Under the bunk bed her godfather had built for her, school pictures were dotted on the wall. Kate could see all the girls she looked like – in a polka dot dress and open high heels, wearing red earmuffs and a wide smile that only now appeared In flashes.
“She has become more silent, more isolated,” said her mother, Anya Kubits, 39.
They are close. In the winter – at Kate's grandparents – there is one bed for them, and their black cat is tucked up at their feet. A refrigerator and microwave sit in one corner of the room, and a desk with a boxy computer for Kate's schoolwork sits in the other. Kate keeps her possessions — books, makeup, tarot cards, cartoons — in a small package. She had only made a few clothing changes, not wanting to make the situation here more permanent than it had to be.
“I'm not going anywhere now,” Kate said. “So I don't need a lot of things.”
Anything was better than the bunker beneath the kindergarten, where Anya worked as a program facilitator.
For nearly six months, they took shelter with 200 others, crammed into the only room in the bunker. It had a mirrored door, which Kate pasted over with Barbie stickers. Their lives became cold and airless—with only brief moments of respite in the open air—but they were safer than anywhere above ground.
If the Russian soldiers made their way up the steep stairs and past the three sets of locked doors, Kate knew where to hide. She looked older than her age, and she saw that her mother was afraid that she would fall prey to men.
They told everyone that Kate was much younger than her.
“It was terrifying,” Anya said. “We always hid it.”
Now, Kate still often feels stuck – she doesn't want anyone to see her.
She entered through the front door of her grandfather's house. Her mother was away visiting her stepfather's family. The apartment was – just as Kate preferred it – empty and quiet.
The next morning, Kate woke up to cheesecakes and violence.
It was two days before New Year's Eve, and hours before that, Russia fired the largest number of missiles across the border since the start of the war, hitting cities across Ukraine.

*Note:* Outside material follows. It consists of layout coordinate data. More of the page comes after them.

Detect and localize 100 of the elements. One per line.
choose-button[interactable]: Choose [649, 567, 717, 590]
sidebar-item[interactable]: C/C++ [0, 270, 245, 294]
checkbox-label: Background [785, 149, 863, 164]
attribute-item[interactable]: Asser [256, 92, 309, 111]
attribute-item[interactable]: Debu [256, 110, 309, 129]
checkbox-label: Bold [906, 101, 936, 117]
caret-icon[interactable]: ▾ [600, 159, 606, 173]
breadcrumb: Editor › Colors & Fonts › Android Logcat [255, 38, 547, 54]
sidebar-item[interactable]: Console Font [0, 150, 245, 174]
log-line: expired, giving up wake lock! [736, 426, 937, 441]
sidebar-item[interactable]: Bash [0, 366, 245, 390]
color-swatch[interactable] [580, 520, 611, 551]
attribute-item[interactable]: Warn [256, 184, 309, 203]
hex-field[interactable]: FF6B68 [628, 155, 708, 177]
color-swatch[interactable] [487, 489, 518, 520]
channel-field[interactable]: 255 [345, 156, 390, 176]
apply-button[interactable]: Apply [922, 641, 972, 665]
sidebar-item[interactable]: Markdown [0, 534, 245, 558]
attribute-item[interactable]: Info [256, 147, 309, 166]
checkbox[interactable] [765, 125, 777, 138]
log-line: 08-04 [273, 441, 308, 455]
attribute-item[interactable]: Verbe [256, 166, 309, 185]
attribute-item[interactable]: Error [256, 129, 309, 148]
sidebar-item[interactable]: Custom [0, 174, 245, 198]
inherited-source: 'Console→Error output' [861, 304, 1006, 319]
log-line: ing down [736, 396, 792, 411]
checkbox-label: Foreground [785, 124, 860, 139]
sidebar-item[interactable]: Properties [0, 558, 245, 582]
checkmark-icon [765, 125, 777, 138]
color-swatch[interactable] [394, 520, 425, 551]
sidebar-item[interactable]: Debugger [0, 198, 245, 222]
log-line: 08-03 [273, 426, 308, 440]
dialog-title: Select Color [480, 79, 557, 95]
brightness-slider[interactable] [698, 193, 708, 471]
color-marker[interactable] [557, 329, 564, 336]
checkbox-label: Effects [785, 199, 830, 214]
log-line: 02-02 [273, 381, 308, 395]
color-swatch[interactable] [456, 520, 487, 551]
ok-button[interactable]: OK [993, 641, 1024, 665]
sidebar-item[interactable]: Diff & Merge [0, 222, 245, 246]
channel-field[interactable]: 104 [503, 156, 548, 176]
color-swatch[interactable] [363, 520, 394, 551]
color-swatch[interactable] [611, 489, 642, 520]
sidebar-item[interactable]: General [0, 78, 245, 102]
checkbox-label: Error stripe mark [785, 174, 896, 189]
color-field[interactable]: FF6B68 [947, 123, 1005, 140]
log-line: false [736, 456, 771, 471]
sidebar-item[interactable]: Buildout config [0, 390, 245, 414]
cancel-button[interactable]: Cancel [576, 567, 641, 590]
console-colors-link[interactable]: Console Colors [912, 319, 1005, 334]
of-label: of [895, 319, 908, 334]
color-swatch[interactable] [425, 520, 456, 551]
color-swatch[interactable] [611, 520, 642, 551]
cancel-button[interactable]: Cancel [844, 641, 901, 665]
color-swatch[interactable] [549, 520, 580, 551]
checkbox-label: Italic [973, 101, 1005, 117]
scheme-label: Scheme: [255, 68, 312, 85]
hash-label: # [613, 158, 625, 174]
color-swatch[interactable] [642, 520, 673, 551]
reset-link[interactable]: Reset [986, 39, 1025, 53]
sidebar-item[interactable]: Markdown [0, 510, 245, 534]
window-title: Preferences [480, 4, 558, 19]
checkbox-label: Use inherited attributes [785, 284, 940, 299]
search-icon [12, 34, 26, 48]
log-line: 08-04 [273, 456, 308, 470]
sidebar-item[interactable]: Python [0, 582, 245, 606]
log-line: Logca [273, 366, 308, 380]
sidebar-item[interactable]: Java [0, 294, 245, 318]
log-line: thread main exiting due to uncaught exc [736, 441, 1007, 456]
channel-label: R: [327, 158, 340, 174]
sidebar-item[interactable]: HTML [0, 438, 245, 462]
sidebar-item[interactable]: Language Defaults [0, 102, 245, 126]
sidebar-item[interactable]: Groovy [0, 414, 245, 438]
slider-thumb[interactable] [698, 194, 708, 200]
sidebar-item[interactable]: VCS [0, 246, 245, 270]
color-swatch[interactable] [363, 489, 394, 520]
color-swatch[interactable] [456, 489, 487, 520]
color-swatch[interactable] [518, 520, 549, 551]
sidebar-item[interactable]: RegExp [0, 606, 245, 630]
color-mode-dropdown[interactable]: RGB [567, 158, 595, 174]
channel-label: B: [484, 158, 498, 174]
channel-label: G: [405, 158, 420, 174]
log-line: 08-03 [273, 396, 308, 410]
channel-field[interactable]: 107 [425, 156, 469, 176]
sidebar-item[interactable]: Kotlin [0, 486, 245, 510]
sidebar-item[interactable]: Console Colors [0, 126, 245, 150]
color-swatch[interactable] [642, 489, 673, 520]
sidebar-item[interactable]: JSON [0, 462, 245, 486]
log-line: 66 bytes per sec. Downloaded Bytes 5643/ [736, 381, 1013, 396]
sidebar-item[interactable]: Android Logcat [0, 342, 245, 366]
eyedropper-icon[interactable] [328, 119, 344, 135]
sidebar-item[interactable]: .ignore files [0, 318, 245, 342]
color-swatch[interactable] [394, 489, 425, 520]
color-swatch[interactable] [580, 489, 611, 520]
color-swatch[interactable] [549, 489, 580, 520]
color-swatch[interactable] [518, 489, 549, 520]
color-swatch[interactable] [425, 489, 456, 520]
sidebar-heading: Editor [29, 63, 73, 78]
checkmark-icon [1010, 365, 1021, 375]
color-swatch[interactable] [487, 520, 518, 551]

Kate was 16, and none of this was easier to accept now than it had been when she was 14. Growth has become more confusing.
She sat in her pink pajamas, drinking instant coffee mixed with sugar. Watching her mother getting ready for work. She wasn't sure what she was going to do that day. Maybe she's sending a message to Kira – who has a fever again – or reading manga, or practicing her guitar. She only played when no one was home to hear her.
Maybe she was walking, and every step led her to a very uncertain future. After the war, she longs to attend a nearby university Kharkiv, where she became a photographer or barista. She wants to earn enough to replace her mother's car – which was stolen by Russian soldiers – and take her on a trip to the Maldives, which she once saw on a TV show.
Kate rubbed her eyes and went back to bed.